Acute myeloid leukemia (AML) is a heterogeneous disease of the hematological system. It is characterized by the rapid clonal expansion of abnormally differentiated myeloid progenitor cells within a complex microenvironment. Ginseng has shown anticancer effects in AML. However, the function and mechanism of the major active component of ginseng in AML still remain to be elucidated. This study aims to explore the potential therapeutic targets and molecular mechanisms of ginseng in the treatment of AML.

Methods

We analyzed 10 AML patients treated with the uniform chemotherapy regimen using single-cell RNA sequencing (scRNA-seq). Then, we identified potential targets of ginseng and AML through a combination of network pharmacology and experimental validation using public databases like TCMSP and CTD. After that, we performed protein–protein interaction, gene ontology (GO), and Kyoto Encyclopedia of Genes and Genomes (KEGG) pathway enrichment analyses to uncover the underlying mechanisms of ginseng in AML. Ultimately, we verified the network pharmacology results via in vitro experiments.

Results

Our results indicated that in non-complete remission (non-CR) AML patients, ginseng comprises 14 anti-AML active compounds and 34 related target genes.

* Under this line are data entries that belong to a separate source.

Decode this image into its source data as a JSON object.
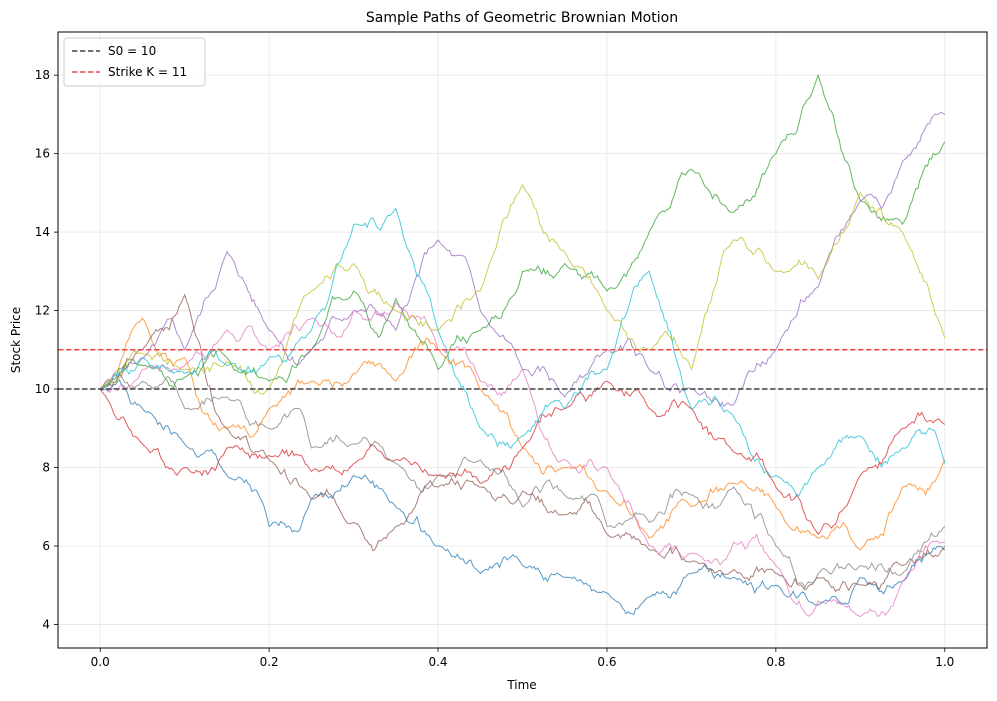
{
  "chart_data": {
    "type": "line",
    "title": "Sample Paths of Geometric Brownian Motion",
    "xlabel": "Time",
    "ylabel": "Stock Price",
    "xlim": [
      -0.05,
      1.05
    ],
    "ylim": [
      3.4,
      19.1
    ],
    "xticks": [
      0.0,
      0.2,
      0.4,
      0.6,
      0.8,
      1.0
    ],
    "xtick_labels": [
      "0.0",
      "0.2",
      "0.4",
      "0.6",
      "0.8",
      "1.0"
    ],
    "yticks": [
      4,
      6,
      8,
      10,
      12,
      14,
      16,
      18
    ],
    "ytick_labels": [
      "4",
      "6",
      "8",
      "10",
      "12",
      "14",
      "16",
      "18"
    ],
    "grid": true,
    "legend_position": "top-left",
    "reference_lines": [
      {
        "label": "S0 = 10",
        "y": 10,
        "color": "#404040",
        "style": "dashed"
      },
      {
        "label": "Strike K = 11",
        "y": 11,
        "color": "#e84a4a",
        "style": "dashed"
      }
    ],
    "series_colors": [
      "#1f77b4",
      "#ff7f0e",
      "#2ca02c",
      "#d62728",
      "#9467bd",
      "#8c564b",
      "#e377c2",
      "#7f7f7f",
      "#bcbd22",
      "#17becf"
    ],
    "series": [
      {
        "color": "#1f77b4",
        "x": [
          0,
          0.05,
          0.1,
          0.15,
          0.2,
          0.25,
          0.3,
          0.35,
          0.4,
          0.45,
          0.5,
          0.55,
          0.6,
          0.65,
          0.7,
          0.75,
          0.8,
          0.85,
          0.9,
          0.95,
          1.0
        ],
        "y": [
          10,
          9.5,
          8.6,
          7.8,
          6.5,
          7.2,
          7.8,
          7.0,
          6.0,
          5.3,
          5.5,
          5.2,
          4.8,
          4.7,
          5.3,
          5.2,
          5.0,
          4.5,
          5.2,
          5.1,
          5.9
        ]
      },
      {
        "color": "#ff7f0e",
        "x": [
          0,
          0.05,
          0.1,
          0.15,
          0.2,
          0.25,
          0.3,
          0.35,
          0.4,
          0.45,
          0.5,
          0.55,
          0.6,
          0.65,
          0.7,
          0.75,
          0.8,
          0.85,
          0.9,
          0.95,
          1.0
        ],
        "y": [
          10,
          11.8,
          10.8,
          9.0,
          9.5,
          10.2,
          10.4,
          10.2,
          11.0,
          10.0,
          8.5,
          8.0,
          7.4,
          6.2,
          7.0,
          7.6,
          7.0,
          6.2,
          5.9,
          7.5,
          8.2
        ]
      },
      {
        "color": "#2ca02c",
        "x": [
          0,
          0.05,
          0.1,
          0.15,
          0.2,
          0.25,
          0.3,
          0.35,
          0.4,
          0.45,
          0.5,
          0.55,
          0.6,
          0.65,
          0.7,
          0.75,
          0.8,
          0.85,
          0.9,
          0.95,
          1.0
        ],
        "y": [
          10,
          10.6,
          10.3,
          10.8,
          10.2,
          11.0,
          12.5,
          12.3,
          10.5,
          11.5,
          13.0,
          13.2,
          12.5,
          14.0,
          15.6,
          14.5,
          16.0,
          18.0,
          14.8,
          14.2,
          16.3
        ]
      },
      {
        "color": "#d62728",
        "x": [
          0,
          0.05,
          0.1,
          0.15,
          0.2,
          0.25,
          0.3,
          0.35,
          0.4,
          0.45,
          0.5,
          0.55,
          0.6,
          0.65,
          0.7,
          0.75,
          0.8,
          0.85,
          0.9,
          0.95,
          1.0
        ],
        "y": [
          10,
          8.6,
          8.0,
          8.5,
          8.3,
          7.9,
          8.1,
          8.2,
          7.8,
          7.6,
          8.5,
          9.5,
          10.2,
          9.5,
          9.5,
          8.4,
          7.5,
          6.3,
          7.8,
          9.0,
          9.1
        ]
      },
      {
        "color": "#9467bd",
        "x": [
          0,
          0.05,
          0.1,
          0.15,
          0.2,
          0.25,
          0.3,
          0.35,
          0.4,
          0.45,
          0.5,
          0.55,
          0.6,
          0.65,
          0.7,
          0.75,
          0.8,
          0.85,
          0.9,
          0.95,
          1.0
        ],
        "y": [
          10,
          10.8,
          11.0,
          13.5,
          11.5,
          11.0,
          12.0,
          11.5,
          13.8,
          12.0,
          10.5,
          9.8,
          11.0,
          10.5,
          10.0,
          9.6,
          11.0,
          12.6,
          14.8,
          15.8,
          17.0
        ]
      },
      {
        "color": "#8c564b",
        "x": [
          0,
          0.05,
          0.1,
          0.15,
          0.2,
          0.25,
          0.3,
          0.35,
          0.4,
          0.45,
          0.5,
          0.55,
          0.6,
          0.65,
          0.7,
          0.75,
          0.8,
          0.85,
          0.9,
          0.95,
          1.0
        ],
        "y": [
          10,
          11.0,
          12.4,
          9.0,
          8.2,
          7.2,
          6.6,
          6.5,
          7.5,
          7.5,
          7.4,
          6.8,
          6.3,
          5.9,
          5.6,
          5.4,
          5.3,
          5.2,
          5.0,
          5.5,
          6.0
        ]
      },
      {
        "color": "#e377c2",
        "x": [
          0,
          0.05,
          0.1,
          0.15,
          0.2,
          0.25,
          0.3,
          0.35,
          0.4,
          0.45,
          0.5,
          0.55,
          0.6,
          0.65,
          0.7,
          0.75,
          0.8,
          0.85,
          0.9,
          0.95,
          1.0
        ],
        "y": [
          10,
          10.5,
          10.6,
          11.5,
          11.0,
          11.8,
          12.0,
          12.2,
          11.0,
          10.2,
          10.5,
          8.2,
          8.0,
          6.0,
          5.8,
          6.1,
          5.5,
          4.6,
          4.2,
          5.1,
          6.1
        ]
      },
      {
        "color": "#7f7f7f",
        "x": [
          0,
          0.05,
          0.1,
          0.15,
          0.2,
          0.25,
          0.3,
          0.35,
          0.4,
          0.45,
          0.5,
          0.55,
          0.6,
          0.65,
          0.7,
          0.75,
          0.8,
          0.85,
          0.9,
          0.95,
          1.0
        ],
        "y": [
          10,
          10.2,
          9.5,
          9.8,
          9.0,
          8.5,
          8.6,
          8.1,
          7.8,
          8.2,
          7.0,
          7.3,
          6.5,
          6.6,
          7.3,
          7.5,
          6.0,
          5.3,
          5.5,
          5.3,
          6.5
        ]
      },
      {
        "color": "#bcbd22",
        "x": [
          0,
          0.05,
          0.1,
          0.15,
          0.2,
          0.25,
          0.3,
          0.35,
          0.4,
          0.45,
          0.5,
          0.55,
          0.6,
          0.65,
          0.7,
          0.75,
          0.8,
          0.85,
          0.9,
          0.95,
          1.0
        ],
        "y": [
          10,
          10.9,
          10.5,
          10.7,
          10.0,
          12.5,
          13.2,
          12.0,
          11.5,
          12.5,
          15.2,
          13.5,
          12.0,
          11.0,
          10.5,
          13.8,
          13.0,
          12.8,
          15.0,
          14.0,
          11.3
        ]
      },
      {
        "color": "#17becf",
        "x": [
          0,
          0.05,
          0.1,
          0.15,
          0.2,
          0.25,
          0.3,
          0.35,
          0.4,
          0.45,
          0.5,
          0.55,
          0.6,
          0.65,
          0.7,
          0.75,
          0.8,
          0.85,
          0.9,
          0.95,
          1.0
        ],
        "y": [
          10,
          10.8,
          10.4,
          10.6,
          10.8,
          11.5,
          14.2,
          14.6,
          11.5,
          9.0,
          8.8,
          9.5,
          10.5,
          13.0,
          9.5,
          9.3,
          7.8,
          8.0,
          8.8,
          8.5,
          8.1
        ]
      }
    ]
  }
}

KEGG pathway analysis revealed that the AGE-RAGE and NF-κB signaling pathways may play a critical role in modulating chemoresistance in AML treatment. Through network pharmacology and molecular docking, we identified several active compounds in ginseng, including ginsenoside-Rh4, gomisin B, and panaxadiol, which demonstrated strong binding affinities toward core AML targets. In vitro experiments demonstrated that the combination of panaxadiol and Ara-C exhibited synergistic anti-leukemic effects. Further analysis indicated that panaxadiol potentiates the anti-leukemic activity of Ara-C.

Conclusion

This study has elucidated the active compounds, potential targets, and signaling pathways of ginseng in overcoming AML chemoresistance. It offers new insights into the molecular mechanisms through which ginseng acts as a potential chemosensitizer of AML and lays a foundation for future research in this field.